L’exercice d’une action en justice constitue en principe un droit qui ne dégénère en abus pouvant donner naissance à une dette de dommages et intérêts que dans le cas de malice, de mauvaise foi ou d’erreur grossière équipollente au dol.
La condamnation à des dommages et intérêts pour procédure abusive suppose que soit caractérisée la faute de la partie demanderesse faisant dégénérer en abus l’exercice du droit d’ester en justice.

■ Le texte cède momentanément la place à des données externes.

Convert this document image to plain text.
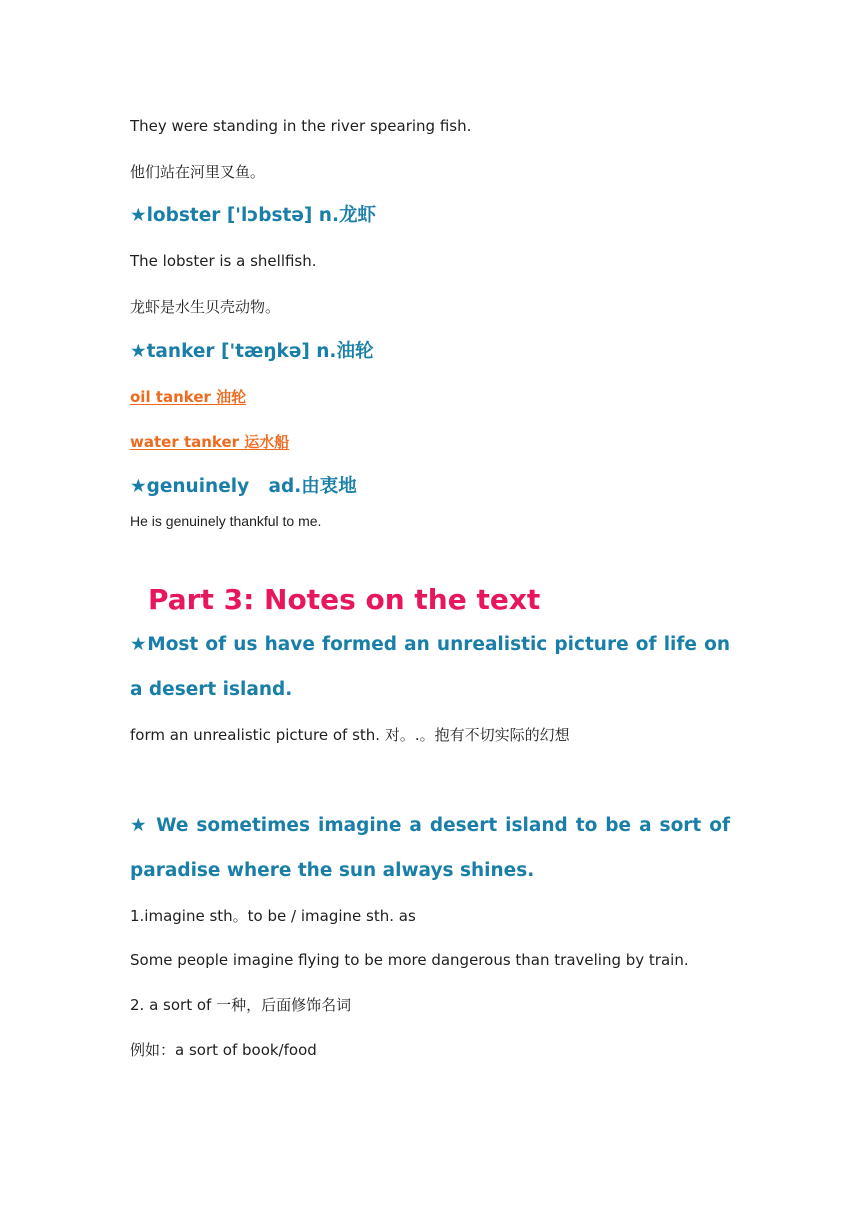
They were standing in the river spearing fish.
他们站在河里叉鱼。
★lobster ['lɔbstə] n.龙虾
The lobster is a shellfish.
龙虾是水生贝壳动物。
★tanker ['tæŋkə] n.油轮
oil tanker 油轮
water tanker 运水船
★genuinely   ad.由衷地
He is genuinely thankful to me.
Part 3: Notes on the text
★Most of us have formed an unrealistic picture of life on a desert island.
form an unrealistic picture of sth. 对。.。抱有不切实际的幻想
★ We sometimes imagine a desert island to be a sort of paradise where the sun always shines.
1.imagine sth。to be / imagine sth. as
Some people imagine flying to be more dangerous than traveling by train.
2. a sort of 一种，后面修饰名词
例如：a sort of book/food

En l’espèce, le fait de contester la régularité et le quantum de la saisie pratiquée, ne constitue pas un abus de droit, d’autant que Monsieur [J] obtient, bien qu’à la marge, un cantonnement de la mesure d’exécution forcée. Ainsi, Madame [P] n’établit pas à l’encontre de Monsieur [J] de mauvaise foi dans l’exercice de son droit d’ester en justice.

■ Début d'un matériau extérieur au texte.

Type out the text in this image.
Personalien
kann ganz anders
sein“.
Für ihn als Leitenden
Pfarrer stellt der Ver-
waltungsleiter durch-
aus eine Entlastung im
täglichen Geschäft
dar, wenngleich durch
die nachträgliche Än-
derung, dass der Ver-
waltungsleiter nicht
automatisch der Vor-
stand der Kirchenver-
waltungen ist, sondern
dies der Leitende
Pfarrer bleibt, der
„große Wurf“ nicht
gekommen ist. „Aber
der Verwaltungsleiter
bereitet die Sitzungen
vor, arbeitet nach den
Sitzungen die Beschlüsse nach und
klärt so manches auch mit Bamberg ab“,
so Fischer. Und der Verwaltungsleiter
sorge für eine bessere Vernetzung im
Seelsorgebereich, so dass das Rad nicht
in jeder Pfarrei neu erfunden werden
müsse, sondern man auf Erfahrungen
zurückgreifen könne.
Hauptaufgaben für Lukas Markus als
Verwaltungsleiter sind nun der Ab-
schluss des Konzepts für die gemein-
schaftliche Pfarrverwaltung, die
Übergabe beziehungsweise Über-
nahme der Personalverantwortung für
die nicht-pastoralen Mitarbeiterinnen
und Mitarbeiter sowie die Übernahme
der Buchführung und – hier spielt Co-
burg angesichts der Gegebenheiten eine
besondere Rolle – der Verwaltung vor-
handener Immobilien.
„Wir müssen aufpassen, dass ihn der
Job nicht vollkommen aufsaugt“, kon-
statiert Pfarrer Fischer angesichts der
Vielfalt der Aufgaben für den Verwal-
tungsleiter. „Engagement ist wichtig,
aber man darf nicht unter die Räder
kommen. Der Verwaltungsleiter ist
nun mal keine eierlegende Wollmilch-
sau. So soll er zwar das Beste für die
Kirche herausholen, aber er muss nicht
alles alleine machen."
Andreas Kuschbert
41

Madame [P] sera en conséquence déboutée de sa demande à ce titre.
Sur les demandes accessoires
En application de l’article 700 du code de procédure civile, le juge condamne la partie tenue aux dépens ou qui perd son procès à payer à l’autre partie la somme qu’il détermine au titre des frais exposés et non compris dans les dépens. Le juge tient compte de l’équité ou de la situation économique de la partie condamnée. Il peut, même d’office, pour des raisons tirées des mêmes considérations, dire qu’il n’y a lieu à condamnation.
En l’espèce, l’équité commande, compte tenu de la nature du conflit, de ne pas faire droit aux demandes formulées au titre des frais irrépétibles et Monsieur [J], succombant en sa demande d’annulation de la saisie-attribution assumera la charge des dépens.
Il sera enfin rappelé que la présente décision bénéficie de plein droit de l’exécution provisoire.
PAR CES MOTIFS
LA JUGE DE L’EXÉCUTION, statuant par mise à disposition au greffe, par jugement contradictoire et en premier ressort,
REJETTE la demande de nullité de la saisie-attribution pratiquée le 7 juin 2024, entre les mains de la Fédération Française de Tennis, à l’encontre de Monsieur [T] [J], par Madame [M] [P], et dénoncée à ce dernier le 17 juin 2024 ;
CANTONNE les effets de la saisie-attribution pratiquée le 7 juin 2024 à la somme de 7.443,02 euros s;
DÉBOUTE les parties du surplus de leurs demandes ;
DIT n’y avoir lieu à condamnation sur le fondement des dispositions de l’article 700 du code de procédure civile;
LAISSE les dépens à la charge de Monsieur [J] ;
RAPPELLE que la décision est exécutoire de droit.